Prolific Apple hacker/developer Steve Troughton-Smith last night posted on Twitter that he has found a one-handed mode for the iPhone keyboard, hacking the iOS Simulator to demo the unreleased feature as shown above. The code has apparently been in the system since iOS 8 but is yet to be released as a public-facing feature.
The one-handed keyboard mode is activated by an edge swipe on the keys, revealing a sidebar of cut/copy/paste controls and squishing the other keys down to the side. This would make it much easier for the user to stretch their thumb across the entire width of the alphabet keys, improving one-handed use on larger iPhones.
Inside iOS code since iOS 8 implies that Apple was testing the feature alongside the development of the iPhone 6 and iPhone 6 Plus, which introduced dramatically larger 4.7 inch and 5.5 inch screens to the iPhone lineup back in 2014. Obviously, the feature was not considered that important as it is yet to ship.
iOS code includes a lot of disabled work-in-progress stuff but the one-handed keyboard seems to be in an almost final form (the animation could use some work, granted).

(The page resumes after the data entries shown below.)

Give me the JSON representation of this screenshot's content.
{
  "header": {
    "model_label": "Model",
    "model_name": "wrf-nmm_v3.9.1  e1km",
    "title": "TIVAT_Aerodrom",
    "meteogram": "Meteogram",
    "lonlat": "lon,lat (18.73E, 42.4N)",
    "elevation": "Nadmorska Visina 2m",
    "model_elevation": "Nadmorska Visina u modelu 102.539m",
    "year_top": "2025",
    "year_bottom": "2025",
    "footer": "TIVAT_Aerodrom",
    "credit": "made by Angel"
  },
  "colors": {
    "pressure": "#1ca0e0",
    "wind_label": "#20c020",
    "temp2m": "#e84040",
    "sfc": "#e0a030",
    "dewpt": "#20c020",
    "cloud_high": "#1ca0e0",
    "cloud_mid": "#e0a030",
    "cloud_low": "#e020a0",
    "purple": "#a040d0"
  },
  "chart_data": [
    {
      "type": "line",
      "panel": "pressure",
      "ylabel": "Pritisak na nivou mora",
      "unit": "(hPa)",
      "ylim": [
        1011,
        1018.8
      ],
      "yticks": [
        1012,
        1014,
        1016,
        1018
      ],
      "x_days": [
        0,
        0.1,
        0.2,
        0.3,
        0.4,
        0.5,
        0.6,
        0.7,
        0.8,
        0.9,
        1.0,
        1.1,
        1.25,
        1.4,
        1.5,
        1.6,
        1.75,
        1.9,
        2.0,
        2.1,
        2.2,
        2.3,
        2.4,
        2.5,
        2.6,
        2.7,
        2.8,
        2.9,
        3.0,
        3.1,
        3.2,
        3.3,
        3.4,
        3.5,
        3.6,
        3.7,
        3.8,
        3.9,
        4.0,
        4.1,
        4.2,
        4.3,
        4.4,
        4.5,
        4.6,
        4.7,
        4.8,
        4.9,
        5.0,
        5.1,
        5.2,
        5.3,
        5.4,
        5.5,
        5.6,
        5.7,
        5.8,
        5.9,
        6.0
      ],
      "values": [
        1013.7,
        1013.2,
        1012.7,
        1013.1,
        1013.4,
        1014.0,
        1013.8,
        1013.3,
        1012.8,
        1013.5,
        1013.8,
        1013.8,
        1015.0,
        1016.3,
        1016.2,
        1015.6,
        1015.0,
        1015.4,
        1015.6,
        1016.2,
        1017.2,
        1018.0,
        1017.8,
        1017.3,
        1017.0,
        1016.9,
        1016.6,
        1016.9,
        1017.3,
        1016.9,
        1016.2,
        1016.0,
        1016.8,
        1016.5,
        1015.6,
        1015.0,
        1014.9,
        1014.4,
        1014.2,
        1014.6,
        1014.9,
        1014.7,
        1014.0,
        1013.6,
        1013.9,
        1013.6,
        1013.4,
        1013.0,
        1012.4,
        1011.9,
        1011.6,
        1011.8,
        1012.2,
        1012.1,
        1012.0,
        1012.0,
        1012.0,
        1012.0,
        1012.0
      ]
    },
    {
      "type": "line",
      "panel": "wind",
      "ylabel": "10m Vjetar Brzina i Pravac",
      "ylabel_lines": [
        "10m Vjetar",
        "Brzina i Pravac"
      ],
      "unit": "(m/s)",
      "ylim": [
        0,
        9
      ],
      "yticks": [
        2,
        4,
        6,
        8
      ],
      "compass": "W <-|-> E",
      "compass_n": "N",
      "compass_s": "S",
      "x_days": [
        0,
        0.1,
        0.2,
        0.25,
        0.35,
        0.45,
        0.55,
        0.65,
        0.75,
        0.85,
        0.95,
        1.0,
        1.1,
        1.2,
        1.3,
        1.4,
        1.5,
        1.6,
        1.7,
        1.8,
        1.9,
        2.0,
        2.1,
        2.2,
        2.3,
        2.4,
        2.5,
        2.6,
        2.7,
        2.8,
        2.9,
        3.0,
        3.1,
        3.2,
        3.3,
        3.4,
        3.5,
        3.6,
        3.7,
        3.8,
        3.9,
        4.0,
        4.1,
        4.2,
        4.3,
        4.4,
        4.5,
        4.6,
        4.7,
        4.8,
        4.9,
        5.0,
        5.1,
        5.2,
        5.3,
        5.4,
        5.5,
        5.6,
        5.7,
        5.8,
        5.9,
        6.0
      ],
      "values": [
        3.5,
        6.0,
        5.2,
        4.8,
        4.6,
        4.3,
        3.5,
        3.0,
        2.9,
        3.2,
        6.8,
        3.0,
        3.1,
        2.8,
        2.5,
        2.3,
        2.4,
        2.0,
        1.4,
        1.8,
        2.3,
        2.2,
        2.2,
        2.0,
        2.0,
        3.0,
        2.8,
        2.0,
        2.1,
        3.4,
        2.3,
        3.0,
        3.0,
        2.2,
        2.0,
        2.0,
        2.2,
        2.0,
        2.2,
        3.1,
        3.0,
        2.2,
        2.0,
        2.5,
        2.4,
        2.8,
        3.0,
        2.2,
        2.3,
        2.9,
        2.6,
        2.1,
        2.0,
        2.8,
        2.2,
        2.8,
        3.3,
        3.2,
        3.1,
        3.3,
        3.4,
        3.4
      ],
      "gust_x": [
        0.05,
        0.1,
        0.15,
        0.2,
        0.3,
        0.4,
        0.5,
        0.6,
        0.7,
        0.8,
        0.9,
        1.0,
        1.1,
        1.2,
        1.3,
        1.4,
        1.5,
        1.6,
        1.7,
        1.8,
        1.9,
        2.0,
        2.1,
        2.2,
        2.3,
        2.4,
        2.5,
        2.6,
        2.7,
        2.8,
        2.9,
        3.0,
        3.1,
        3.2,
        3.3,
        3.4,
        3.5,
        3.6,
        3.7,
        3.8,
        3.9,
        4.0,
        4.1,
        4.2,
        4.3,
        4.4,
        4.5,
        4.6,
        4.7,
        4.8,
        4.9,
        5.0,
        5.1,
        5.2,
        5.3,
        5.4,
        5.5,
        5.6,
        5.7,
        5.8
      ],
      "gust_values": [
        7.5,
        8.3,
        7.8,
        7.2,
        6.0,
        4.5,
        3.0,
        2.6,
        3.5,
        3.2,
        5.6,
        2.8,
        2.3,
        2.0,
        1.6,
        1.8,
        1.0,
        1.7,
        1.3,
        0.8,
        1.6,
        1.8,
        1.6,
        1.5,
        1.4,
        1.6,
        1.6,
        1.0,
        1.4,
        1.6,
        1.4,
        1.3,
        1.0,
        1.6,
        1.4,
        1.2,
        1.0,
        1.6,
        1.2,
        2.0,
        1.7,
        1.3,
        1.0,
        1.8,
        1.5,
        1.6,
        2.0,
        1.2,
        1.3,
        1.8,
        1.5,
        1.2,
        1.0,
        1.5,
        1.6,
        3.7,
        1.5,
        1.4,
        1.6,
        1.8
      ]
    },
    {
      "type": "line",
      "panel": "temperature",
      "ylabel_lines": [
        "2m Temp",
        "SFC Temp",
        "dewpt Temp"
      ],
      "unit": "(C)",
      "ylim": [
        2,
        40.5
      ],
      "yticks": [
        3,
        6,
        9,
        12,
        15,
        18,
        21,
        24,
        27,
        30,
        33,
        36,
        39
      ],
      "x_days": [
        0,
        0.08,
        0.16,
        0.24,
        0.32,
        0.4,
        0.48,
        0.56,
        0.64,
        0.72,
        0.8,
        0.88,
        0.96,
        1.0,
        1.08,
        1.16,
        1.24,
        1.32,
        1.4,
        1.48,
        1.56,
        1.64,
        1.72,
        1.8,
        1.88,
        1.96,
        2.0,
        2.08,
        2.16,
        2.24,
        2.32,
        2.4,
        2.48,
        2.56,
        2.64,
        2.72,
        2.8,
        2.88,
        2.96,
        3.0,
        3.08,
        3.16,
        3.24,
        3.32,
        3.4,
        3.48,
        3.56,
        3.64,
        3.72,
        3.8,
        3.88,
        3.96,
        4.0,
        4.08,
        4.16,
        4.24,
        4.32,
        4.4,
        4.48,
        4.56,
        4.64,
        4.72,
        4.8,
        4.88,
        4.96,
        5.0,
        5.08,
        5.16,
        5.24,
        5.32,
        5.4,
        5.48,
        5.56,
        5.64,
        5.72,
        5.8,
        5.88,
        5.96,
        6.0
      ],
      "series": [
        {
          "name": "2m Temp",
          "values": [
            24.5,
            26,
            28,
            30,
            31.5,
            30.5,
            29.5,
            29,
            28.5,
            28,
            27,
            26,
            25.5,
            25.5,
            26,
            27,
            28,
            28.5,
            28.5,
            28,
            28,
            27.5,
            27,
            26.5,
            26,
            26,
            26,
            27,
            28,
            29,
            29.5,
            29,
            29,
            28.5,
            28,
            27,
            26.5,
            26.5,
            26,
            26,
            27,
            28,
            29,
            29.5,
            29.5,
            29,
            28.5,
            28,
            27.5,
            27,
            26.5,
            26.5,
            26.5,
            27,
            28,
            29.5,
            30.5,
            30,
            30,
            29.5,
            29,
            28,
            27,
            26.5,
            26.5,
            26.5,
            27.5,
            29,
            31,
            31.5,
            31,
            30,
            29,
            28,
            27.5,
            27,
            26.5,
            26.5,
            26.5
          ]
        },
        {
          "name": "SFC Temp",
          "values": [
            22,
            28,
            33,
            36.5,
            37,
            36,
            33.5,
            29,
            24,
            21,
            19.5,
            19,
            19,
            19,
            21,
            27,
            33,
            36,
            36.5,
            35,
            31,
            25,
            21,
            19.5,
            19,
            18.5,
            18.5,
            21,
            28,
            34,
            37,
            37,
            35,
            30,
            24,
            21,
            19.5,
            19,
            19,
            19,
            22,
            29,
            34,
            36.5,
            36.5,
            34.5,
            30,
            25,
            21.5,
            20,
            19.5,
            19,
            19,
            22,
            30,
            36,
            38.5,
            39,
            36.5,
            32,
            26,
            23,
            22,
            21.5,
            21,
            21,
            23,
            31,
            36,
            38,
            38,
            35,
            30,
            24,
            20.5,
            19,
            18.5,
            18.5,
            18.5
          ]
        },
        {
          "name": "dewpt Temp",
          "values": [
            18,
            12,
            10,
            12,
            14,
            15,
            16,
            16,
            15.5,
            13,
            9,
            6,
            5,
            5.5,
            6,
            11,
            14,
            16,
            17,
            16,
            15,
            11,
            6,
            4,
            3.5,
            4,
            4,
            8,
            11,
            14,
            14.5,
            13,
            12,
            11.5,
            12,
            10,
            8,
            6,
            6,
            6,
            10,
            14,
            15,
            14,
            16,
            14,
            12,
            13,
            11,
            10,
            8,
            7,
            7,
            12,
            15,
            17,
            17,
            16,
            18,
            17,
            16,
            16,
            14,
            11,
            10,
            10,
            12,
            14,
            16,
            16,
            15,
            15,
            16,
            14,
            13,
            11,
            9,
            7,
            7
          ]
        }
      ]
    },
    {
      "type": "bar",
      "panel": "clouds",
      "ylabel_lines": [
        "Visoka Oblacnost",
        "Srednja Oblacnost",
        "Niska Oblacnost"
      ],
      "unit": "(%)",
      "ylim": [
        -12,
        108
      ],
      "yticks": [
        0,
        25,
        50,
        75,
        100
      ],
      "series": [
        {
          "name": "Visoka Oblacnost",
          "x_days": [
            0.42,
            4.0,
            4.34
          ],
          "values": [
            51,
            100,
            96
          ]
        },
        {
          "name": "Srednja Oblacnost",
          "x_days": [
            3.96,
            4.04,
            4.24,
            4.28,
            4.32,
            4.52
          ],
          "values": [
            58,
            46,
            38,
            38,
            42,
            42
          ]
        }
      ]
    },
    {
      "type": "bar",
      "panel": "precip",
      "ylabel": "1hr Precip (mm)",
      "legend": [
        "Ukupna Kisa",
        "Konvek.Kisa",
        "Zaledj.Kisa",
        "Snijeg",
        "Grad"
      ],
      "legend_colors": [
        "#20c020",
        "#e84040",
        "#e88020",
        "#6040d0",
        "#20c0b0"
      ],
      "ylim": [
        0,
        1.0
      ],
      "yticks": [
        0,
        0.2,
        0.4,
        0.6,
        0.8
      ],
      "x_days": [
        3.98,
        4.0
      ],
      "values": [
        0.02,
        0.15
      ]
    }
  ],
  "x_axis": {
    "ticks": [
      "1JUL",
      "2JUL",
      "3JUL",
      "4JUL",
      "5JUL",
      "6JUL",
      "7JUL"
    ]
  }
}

The user can swipe from either the left or right edge to reveal the sidebar at either side of the screen, so that the feature is compatible with both left-handed and right-handed use.
Steve Troughton Smith recorded a video of the hacked iOS Simulator to demo the feature. In theory, this same interface could be exposed on a jailbroken iPhone today.
What Apple shipped with iOS 8 to assist with one-handed use of the larger displays was Reachability; a double-tap on the home button pulls down the screen vertically to bring UI elements at the top closer to the bottom. Reachability does not reduce the need to stretch across the horizontal distance, though, which is exactly what this one-handed keyboard mode would be targeting.
Whether the one-handed keyboard is released as an official feature of the iPhone is anyone’s guess. Having been left unused and dormant since iOS 8 would suggest the feature has been shelved but there’s no definitive answer. Apple tests many features internally across multiple years before deciding what to do. It could randomly be a part of iOS 11!
It’s also worth noting that an ‘equivalent’ feature for iPad, Split Keyboard, has not been implemented for Apple’s newest tablet form factor, namely the 12.9 inch iPad Pro. Apple’s improvements to the keyboard in iOS 10 focused on improving QuickType suggestions.